Now that soybeans are planted and up I noted an article posted online in Ag Professional provided by Kansas State University. You can read it here. It was written by Dorivar Ruiz-Diaz, a Nutrient Management Specialist.
His first tenet: “If fertilizer is recommended by soil test results, then fertilizer should either be applied directly to the soybeans or indirectly by increasing fertilizer rates to another crop in the rotation by the amount needed for the soybeans.” Use a soil test to decide how much of the nutrients you will need, focusing on phosphorus (P), potassium (K), sulfur (S), zinc (Zn) and boron (B). Some agronomists would add: don’t forget manganese and iron.
His second tenet: “The most consistent response to starter fertilizer with soybeans would be on soils very deficient in one of the nutrients (P, K, S, Zn, B) or in very high-yield-potential situations where soils have low or medium fertility levels.” Those numbers are usually less available in the spring when soils are cool and moist, mineralization hasn’t kicked in, and roots are too small and can’t yet access the supply of nutrients in the soil.

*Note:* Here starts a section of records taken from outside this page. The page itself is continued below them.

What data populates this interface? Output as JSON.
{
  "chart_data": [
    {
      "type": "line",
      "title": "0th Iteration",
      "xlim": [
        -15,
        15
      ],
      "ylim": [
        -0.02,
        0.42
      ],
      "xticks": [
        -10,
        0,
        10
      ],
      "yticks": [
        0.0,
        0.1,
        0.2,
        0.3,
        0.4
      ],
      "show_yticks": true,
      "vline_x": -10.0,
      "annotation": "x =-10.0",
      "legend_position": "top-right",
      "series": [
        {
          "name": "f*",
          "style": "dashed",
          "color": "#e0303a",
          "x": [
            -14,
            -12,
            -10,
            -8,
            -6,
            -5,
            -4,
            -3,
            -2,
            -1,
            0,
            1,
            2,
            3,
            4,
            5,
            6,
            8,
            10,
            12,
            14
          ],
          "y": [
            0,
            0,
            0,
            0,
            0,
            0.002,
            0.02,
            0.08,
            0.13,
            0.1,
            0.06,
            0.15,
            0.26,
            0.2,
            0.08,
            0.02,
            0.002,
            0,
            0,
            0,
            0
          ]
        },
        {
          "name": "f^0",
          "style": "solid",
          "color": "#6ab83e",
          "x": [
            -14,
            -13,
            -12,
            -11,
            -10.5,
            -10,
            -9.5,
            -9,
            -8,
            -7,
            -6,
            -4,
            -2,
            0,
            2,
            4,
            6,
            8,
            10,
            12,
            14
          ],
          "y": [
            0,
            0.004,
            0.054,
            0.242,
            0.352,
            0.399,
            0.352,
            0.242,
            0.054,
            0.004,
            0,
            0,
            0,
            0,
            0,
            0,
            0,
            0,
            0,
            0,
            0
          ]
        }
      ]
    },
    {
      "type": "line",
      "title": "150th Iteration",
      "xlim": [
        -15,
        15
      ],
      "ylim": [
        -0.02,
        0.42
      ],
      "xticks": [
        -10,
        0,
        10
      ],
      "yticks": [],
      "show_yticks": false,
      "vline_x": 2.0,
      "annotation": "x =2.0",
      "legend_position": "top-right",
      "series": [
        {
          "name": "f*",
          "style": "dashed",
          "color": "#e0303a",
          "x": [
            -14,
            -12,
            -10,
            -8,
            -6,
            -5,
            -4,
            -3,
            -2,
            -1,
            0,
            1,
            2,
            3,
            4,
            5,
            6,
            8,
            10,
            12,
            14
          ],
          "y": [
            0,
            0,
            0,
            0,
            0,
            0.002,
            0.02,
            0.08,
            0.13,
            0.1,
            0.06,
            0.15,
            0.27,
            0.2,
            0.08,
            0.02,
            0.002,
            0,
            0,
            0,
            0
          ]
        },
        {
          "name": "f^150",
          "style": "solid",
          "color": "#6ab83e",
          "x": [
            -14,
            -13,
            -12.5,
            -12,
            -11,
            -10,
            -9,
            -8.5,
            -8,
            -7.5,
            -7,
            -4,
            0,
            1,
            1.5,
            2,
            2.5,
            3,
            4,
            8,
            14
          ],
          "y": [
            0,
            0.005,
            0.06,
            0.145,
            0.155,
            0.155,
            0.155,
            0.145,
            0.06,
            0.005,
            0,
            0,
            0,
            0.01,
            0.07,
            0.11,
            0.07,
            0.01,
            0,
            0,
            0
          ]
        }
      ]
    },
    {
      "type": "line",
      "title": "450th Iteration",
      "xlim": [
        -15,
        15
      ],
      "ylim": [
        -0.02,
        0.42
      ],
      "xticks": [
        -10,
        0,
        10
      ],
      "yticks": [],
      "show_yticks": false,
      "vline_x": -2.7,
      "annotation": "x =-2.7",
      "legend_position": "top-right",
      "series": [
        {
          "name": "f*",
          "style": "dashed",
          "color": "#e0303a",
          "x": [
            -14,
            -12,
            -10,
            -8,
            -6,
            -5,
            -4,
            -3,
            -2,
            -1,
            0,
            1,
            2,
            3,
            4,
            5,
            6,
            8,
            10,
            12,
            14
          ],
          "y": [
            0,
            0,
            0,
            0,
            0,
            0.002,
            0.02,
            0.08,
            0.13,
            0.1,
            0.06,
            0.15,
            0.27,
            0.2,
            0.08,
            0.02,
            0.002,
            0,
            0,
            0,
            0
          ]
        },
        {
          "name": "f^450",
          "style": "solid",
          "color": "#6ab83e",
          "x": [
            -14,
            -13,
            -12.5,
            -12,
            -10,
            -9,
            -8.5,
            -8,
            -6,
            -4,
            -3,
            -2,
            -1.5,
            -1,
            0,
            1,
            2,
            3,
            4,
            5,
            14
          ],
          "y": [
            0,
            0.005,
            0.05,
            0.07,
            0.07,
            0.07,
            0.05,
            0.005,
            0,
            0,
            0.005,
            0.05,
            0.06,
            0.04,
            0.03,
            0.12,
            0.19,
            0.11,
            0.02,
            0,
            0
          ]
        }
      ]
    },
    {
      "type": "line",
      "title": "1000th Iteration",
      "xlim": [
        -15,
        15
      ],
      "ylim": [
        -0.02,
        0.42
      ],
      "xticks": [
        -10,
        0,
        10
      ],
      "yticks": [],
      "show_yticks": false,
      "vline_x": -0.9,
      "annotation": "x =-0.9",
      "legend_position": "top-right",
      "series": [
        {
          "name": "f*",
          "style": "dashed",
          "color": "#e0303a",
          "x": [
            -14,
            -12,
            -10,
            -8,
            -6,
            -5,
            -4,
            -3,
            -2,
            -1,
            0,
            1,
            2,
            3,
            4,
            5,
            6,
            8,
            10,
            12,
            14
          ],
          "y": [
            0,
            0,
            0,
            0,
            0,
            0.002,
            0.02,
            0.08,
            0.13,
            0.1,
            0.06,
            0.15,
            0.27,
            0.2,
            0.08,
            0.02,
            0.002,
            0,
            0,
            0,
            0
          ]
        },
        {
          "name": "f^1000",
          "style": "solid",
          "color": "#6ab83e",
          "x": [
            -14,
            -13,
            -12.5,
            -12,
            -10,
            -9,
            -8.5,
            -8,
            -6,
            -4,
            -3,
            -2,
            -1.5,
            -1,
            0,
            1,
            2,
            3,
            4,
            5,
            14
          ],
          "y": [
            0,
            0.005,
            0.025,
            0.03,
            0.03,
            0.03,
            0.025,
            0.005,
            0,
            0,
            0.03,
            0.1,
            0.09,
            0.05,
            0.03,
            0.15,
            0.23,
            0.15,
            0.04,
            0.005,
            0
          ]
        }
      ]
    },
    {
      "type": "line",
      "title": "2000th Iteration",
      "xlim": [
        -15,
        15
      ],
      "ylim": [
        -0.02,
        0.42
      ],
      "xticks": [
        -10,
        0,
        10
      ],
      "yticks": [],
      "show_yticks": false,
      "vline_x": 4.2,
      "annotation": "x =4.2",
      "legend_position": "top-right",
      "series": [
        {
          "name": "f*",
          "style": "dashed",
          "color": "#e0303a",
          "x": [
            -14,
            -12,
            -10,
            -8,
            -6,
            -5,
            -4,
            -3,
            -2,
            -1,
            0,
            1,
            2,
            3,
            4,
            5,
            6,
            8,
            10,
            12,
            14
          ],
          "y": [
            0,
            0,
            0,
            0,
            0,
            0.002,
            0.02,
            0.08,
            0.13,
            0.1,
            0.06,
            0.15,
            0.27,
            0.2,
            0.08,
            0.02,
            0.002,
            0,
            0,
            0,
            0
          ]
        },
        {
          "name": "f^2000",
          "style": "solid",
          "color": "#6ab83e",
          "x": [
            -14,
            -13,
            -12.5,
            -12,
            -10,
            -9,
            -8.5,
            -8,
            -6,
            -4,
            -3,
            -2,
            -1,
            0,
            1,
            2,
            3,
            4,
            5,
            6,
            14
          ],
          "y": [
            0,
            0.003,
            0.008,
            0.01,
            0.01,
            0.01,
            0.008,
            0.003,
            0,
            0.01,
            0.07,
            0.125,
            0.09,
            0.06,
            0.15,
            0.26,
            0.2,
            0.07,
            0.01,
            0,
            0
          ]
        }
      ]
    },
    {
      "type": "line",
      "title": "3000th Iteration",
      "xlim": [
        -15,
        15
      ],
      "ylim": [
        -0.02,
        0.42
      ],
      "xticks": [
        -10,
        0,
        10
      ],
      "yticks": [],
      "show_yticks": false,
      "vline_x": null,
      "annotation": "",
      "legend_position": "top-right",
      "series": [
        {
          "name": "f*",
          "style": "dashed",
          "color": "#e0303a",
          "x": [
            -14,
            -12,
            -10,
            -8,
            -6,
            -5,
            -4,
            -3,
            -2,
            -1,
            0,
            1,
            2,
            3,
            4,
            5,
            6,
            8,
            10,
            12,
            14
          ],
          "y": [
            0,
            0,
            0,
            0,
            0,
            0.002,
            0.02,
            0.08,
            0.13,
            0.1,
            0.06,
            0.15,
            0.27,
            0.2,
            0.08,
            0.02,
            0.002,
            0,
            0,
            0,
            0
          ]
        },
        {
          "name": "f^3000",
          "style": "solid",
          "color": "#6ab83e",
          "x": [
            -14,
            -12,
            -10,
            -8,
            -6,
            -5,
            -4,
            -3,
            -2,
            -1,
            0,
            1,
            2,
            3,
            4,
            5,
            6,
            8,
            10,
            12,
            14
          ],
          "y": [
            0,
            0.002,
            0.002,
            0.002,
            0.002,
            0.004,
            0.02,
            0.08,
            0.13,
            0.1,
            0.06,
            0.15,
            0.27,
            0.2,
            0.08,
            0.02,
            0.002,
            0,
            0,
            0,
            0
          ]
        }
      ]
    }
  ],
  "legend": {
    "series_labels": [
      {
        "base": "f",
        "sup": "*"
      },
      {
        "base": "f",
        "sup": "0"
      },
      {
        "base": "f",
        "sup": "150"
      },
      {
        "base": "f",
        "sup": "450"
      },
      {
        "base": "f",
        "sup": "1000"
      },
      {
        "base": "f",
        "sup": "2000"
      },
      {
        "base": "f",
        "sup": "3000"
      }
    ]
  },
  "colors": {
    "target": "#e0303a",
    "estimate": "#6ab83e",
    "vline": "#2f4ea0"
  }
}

The third tenet: “Banding fertilizer to the side and below the seed at planting is an efficient application method for soybeans. This method is especially useful in reduced-till or no-till soybeans because P and K have only limited mobility into the soil from surface broadcast applications.” In no-till soils, placing a band of immobile nutrients near the seedling roots gives them earlier access to these nutrients until roots develop.
Their fourth tenet: “Fertilizer should not be placed in-furrow in direct seed contact with soybeans because the seed is very sensitive to salt injury.” True, if you follow starter rates applied to corn. But if you keep the salt index down to 6 or 7 lbs. by applying 2 gallons of starter and diluting it out further with a couple gallons of water you won’t experience any injury.
My fifth tenet: “Don’t always expect a bump in yield.” Starters applied to corn or soybeans overcome short-term nutrient deficiencies at emergence or during cold springs and work well on some acres, but not necessarily on every acre in a field. But they can help get a crop off to an early and more consistent start in the spring, which it may benefit from later.
All the above tenets are true. However, in my experience the deciding three factors include: 1) is your planter equipped to apply starter, 2) do you mind the inconvenience of tendering starter and 3) is the risk of salt damage to seedlings believed to be too great.
So for those of you who applied starter in 2016, let’s hope you receive a financial benefit from your decision. And, despite the above, come 2017 I believe we’ll be having this same conversation all over again.